Con una importante participación de servidores y ministros de alabanza, se llevó a cabo un entrenamiento ministerial en la capilla del templo principal del Centro Familiar de Adoración (CFA), una jornada enfocada en fortalecer el servicio dentro del ministerio de artes. La actividad estuvo abierta a integrantes de las distintas sedes del CFA y también a representantes de otras congregaciones, quienes pudieron participar gracias a un cupo limitado habilitado especialmente por la visita del músico, compositor, conferencista, escritor y pastor colombiano David Scarpeta.
El encuentro comenzó con un tiempo de alabanza y adoración, en medio de un ambiente de profunda comunión espiritual. Durante la jornada también se realizó un momento especial de reconocimiento a personas que llevan años sirviendo fielmente en distintas áreas del ministerio de artes, como música, danza, sonido y otras funciones que forman parte del trabajo detrás de cada reunión.

Posteriormente, el director de alabanza del CFA Central, José Gómez, compartió una reflexión acerca del llamado de Dios y la importancia de responder con obediencia al servicio. En su mensaje destacó que Dios no solo llama a personas preparadas, sino también a quienes aún están en proceso de formación, porque es Él quien capacita y moldea a cada servidor con amor y propósito.

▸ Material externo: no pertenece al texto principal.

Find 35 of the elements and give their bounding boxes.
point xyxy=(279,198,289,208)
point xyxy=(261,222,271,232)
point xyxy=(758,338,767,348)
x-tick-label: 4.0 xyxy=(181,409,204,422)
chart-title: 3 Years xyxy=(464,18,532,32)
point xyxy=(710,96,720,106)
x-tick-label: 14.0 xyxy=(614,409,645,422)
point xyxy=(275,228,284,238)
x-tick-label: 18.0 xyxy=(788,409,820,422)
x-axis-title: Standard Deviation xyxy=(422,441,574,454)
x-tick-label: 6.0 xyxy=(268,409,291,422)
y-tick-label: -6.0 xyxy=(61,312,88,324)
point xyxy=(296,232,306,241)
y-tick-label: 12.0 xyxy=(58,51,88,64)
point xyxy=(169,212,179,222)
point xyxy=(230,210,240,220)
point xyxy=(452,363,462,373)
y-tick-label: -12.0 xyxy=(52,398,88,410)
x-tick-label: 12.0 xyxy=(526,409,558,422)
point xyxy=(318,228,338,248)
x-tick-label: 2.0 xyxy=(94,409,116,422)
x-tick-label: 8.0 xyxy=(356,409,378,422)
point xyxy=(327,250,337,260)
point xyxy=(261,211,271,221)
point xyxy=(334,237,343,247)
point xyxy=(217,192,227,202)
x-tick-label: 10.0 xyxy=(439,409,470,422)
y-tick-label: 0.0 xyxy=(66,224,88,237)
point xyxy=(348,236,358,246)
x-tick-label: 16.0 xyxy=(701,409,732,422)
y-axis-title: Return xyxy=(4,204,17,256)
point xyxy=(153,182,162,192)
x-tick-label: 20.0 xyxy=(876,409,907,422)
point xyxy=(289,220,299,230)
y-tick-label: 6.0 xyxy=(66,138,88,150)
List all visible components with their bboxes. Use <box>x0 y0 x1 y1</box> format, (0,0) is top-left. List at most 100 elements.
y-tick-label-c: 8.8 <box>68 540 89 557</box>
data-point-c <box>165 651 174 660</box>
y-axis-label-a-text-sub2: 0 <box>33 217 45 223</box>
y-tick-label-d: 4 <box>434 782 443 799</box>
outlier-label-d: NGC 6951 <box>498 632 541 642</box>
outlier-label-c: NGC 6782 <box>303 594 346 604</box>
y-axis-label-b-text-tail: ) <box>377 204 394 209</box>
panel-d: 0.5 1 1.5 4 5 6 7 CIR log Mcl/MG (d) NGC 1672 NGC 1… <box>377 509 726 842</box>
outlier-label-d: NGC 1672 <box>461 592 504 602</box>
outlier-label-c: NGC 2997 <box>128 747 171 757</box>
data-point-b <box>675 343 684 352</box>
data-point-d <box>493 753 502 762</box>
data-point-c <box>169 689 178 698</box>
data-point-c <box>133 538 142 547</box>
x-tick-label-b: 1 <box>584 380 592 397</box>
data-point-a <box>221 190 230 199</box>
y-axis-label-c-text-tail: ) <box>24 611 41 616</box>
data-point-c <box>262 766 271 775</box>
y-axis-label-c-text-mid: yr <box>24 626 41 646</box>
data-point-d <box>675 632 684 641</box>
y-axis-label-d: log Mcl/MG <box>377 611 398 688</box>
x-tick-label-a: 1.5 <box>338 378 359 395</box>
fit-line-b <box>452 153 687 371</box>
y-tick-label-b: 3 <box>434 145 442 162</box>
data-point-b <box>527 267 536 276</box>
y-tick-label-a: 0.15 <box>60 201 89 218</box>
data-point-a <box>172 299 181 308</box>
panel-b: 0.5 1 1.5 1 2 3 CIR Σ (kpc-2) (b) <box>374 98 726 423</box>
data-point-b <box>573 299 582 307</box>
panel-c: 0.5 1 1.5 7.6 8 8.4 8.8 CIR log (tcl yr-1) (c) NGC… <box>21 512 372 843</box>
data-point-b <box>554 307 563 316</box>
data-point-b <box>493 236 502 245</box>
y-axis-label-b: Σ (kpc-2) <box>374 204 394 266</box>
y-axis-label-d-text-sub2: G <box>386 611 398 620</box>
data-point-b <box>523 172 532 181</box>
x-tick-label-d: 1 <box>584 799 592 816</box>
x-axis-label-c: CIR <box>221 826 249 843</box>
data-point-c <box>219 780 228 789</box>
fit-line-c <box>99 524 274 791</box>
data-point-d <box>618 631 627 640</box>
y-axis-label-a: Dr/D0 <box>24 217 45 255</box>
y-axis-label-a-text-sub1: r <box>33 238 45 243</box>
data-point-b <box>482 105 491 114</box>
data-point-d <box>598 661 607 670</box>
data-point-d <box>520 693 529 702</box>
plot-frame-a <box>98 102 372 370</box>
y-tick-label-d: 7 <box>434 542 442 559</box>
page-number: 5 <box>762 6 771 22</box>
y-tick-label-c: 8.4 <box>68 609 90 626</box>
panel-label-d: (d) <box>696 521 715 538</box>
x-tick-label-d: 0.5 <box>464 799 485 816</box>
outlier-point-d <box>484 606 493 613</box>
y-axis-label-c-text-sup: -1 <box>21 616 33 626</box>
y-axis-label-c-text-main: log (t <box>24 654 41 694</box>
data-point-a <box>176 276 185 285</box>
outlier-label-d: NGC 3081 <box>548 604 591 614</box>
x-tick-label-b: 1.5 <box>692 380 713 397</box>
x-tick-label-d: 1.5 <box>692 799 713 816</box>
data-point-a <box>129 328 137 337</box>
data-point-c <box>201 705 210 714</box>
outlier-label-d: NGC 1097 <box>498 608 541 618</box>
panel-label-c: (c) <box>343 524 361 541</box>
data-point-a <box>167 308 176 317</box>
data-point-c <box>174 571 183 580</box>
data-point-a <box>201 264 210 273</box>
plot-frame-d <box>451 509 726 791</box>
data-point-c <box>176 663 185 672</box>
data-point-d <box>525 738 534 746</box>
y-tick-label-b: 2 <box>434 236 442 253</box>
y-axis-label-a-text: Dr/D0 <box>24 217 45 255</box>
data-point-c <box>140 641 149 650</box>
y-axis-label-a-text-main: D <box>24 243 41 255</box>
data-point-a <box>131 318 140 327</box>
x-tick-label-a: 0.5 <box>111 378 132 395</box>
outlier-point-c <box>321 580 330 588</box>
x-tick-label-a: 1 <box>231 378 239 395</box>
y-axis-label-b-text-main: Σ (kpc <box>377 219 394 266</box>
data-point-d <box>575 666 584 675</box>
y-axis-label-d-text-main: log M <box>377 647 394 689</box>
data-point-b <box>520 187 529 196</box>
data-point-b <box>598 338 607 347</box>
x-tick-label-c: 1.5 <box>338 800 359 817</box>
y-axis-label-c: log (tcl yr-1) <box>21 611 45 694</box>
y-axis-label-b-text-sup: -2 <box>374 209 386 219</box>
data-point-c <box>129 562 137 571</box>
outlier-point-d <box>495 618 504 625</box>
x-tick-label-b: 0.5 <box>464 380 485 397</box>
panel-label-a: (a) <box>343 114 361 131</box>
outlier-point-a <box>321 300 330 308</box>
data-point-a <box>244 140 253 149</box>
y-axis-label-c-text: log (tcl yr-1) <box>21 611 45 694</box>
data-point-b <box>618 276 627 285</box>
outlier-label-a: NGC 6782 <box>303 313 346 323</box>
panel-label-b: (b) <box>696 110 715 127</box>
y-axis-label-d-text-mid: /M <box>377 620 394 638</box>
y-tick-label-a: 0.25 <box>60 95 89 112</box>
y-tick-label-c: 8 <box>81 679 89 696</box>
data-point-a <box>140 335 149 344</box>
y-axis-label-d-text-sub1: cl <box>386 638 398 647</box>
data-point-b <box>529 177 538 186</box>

Más adelante, el pastor David Scarpeta ministró a los presentes con una enseñanza centrada en el verdadero sentido del servicio cristiano. Habló sobre la necesidad de caminar junto a Cristo incluso en medio de las pruebas, y advirtió acerca de vivir atrapados únicamente en el afán de producir, aprender o destacarse. En ese sentido, remarcó que la prioridad debe ser siempre la contemplación de Jesús, el temor de Dios y la revelación de Cristo en la vida diaria.
Además, animó a los asistentes a vivir una vida completamente rendida a Dios, tomando como ejemplo la entrega y devoción del apóstol Juan.
La jornada concluyó con un emotivo llamado al altar, donde los participantes pasaron al frente para compartir un tiempo de adoración, entrega y búsqueda espiritual, en un ambiente marcado por la reflexión y la presencia de Dios.